Saturday, May 18, 2013

Book Review: Theseus and the Minotaur by Nel Yomtov and Tod Smith

Theseus and the Minotaur written by Nel Yomtov and illustrated by Tod Smith

This graphic novel is part of a series on Greek mythology for younger readers, so it simplifies the story of Theseus in certain areas, though it covers all of the bases fairly well. The story begins with Aegeus, King of Athens, who goes to the Oracle of Delphi to find out when and if he will have a son. Naturally he's concerned about the next king. The Oracle is Medea, who tells him the next woman in his arms will bring forth his son. Before giving this good news, she extracts a promise that he will protect her if ever she needs shelter. While in Troezen, the local king's daughter falls into Aegeus's arms. The reader doesn't see anything untoward happen, but she does have a son, Theseus, long after Aegeus is gone. Aegeus left some tokens (sandals and a sword) under a huge rock so that any potential son could retrieve them and come claim the throne of Athens.

Fast forward eighteen years. Medea has fled to Athens, married Aegeus, and they have a young son called Medus. Theseus has grown to manhood in Troezen. Local giant Periphetes comes to terrorize the town. Theseus fights and kills him. His mom decides it's time for him to find out his true identity, lift the rock, and go meet his father. He does. On the journey, he fights many mythical creatures. In Athens, Medea tries to poison Theseus before he can reveal his identity. The king sees Theseus carrying his sword and stops the plot. Pretty soon, Theseus volunteers to go with the fourteen young Athenians to be sacrificed to the Minotaur on Crete. Theseus's plan is to kill the Minotaur and free Athens from this annual horror. The king asks Theseus to fly a white sail on his return to signal his success.

On Crete, Theseus catches the eye of the king's daughter, Ariadne. She helps him by giving him a ball of string so he can find his way back out of the labyrinth. He has a great big fight and slays the Minotaur. He promised to bring Ariadne with him back to Athens, which he realizes in hindsight is a mistake because he doesn't love her. So he leaves her at one of the stops along the way. She'd taken the white sail with her to clean it, so Theseus returns to Athens under the black sail. King Aegeus sees the black sail, despairs because he thinks his son is dead, and throws himself from the cliff. Theseus blames himself (as do the citizens) for his father's death. He rules as best he can to win back their hearts.

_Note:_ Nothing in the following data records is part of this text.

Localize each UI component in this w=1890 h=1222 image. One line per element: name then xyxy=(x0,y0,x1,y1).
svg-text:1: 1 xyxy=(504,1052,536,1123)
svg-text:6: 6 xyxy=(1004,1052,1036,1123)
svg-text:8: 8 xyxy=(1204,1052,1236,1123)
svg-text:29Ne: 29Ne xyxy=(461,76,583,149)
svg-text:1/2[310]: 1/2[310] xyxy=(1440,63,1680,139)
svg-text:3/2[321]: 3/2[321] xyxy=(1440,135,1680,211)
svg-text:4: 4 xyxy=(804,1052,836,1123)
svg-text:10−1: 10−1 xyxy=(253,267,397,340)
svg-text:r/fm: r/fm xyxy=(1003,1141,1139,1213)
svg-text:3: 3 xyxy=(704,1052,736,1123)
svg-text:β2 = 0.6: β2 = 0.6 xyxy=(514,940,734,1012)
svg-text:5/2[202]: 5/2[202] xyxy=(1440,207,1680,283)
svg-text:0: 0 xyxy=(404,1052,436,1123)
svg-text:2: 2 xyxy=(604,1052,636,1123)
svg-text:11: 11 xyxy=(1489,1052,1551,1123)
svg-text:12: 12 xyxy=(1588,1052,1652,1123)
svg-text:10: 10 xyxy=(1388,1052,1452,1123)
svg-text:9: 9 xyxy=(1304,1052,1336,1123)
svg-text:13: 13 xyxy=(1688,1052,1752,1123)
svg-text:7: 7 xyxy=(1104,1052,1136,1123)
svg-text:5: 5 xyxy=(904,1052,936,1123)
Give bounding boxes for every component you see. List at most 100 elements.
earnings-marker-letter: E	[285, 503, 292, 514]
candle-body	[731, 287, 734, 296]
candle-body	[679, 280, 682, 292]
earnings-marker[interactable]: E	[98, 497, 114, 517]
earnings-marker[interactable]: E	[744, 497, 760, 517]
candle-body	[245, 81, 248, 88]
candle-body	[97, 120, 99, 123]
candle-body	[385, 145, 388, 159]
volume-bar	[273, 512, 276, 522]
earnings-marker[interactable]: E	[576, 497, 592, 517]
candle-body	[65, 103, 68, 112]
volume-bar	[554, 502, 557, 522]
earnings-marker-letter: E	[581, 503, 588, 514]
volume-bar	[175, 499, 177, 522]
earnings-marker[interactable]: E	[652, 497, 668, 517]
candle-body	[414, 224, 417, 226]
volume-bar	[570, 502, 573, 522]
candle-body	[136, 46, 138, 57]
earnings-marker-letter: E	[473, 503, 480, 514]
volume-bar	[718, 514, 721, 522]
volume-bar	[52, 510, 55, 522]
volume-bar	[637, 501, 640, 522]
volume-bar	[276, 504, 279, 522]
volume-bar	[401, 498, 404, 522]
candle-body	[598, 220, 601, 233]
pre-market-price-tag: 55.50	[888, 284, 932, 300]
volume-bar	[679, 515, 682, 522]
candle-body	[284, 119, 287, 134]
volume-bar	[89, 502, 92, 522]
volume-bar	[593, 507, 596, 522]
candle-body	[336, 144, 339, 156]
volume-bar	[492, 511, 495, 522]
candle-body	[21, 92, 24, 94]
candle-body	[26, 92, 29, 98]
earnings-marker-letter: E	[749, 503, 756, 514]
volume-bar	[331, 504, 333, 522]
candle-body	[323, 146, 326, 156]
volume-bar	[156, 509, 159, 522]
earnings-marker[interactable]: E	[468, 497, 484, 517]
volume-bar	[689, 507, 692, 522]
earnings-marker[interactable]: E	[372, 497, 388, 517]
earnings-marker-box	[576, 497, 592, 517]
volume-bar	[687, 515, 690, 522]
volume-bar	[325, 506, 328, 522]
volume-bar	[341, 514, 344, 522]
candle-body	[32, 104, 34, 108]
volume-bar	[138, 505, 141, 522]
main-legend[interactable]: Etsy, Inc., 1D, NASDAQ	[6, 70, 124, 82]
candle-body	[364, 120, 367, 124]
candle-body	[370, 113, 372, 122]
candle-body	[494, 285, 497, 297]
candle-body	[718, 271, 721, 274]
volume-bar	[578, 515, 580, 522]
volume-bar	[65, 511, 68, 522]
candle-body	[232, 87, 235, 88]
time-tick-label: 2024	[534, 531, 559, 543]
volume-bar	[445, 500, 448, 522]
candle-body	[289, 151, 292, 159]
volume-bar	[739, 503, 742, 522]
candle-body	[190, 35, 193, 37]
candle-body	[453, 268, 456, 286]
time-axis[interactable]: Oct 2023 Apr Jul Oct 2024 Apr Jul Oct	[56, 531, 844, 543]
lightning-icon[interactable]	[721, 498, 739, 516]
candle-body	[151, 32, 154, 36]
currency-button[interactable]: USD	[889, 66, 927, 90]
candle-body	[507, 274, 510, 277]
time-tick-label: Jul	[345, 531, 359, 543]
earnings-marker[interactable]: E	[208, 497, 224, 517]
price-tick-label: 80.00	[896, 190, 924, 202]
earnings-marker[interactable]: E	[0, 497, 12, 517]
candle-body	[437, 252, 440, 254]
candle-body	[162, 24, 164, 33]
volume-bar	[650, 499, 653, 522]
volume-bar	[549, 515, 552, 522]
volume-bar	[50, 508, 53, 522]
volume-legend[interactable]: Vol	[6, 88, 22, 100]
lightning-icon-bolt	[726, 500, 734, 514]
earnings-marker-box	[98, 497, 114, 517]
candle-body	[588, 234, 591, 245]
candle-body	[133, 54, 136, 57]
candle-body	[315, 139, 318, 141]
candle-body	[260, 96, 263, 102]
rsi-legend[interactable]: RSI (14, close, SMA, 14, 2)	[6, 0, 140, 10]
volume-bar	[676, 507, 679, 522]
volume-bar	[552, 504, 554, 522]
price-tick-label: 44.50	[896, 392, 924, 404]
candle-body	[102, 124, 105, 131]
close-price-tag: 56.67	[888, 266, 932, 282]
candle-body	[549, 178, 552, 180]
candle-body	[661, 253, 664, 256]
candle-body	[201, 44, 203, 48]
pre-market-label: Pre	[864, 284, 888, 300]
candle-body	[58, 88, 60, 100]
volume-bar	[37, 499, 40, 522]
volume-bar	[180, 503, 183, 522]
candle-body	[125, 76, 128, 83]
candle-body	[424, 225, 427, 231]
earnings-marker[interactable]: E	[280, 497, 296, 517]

The book is a quick read and is very enjoyable. A lot of the more adult details of the story are left out (like why the Cretan queen gives birth to a half-man, half-bull), which is proper for a kid's book. The book also has some discussion questions and writing prompts at the end, along with a glossary and pronunciation guide. It's a good introduction to the story for younger readers. The art is fine, doing a good job conveying the emotions and the actions in the story.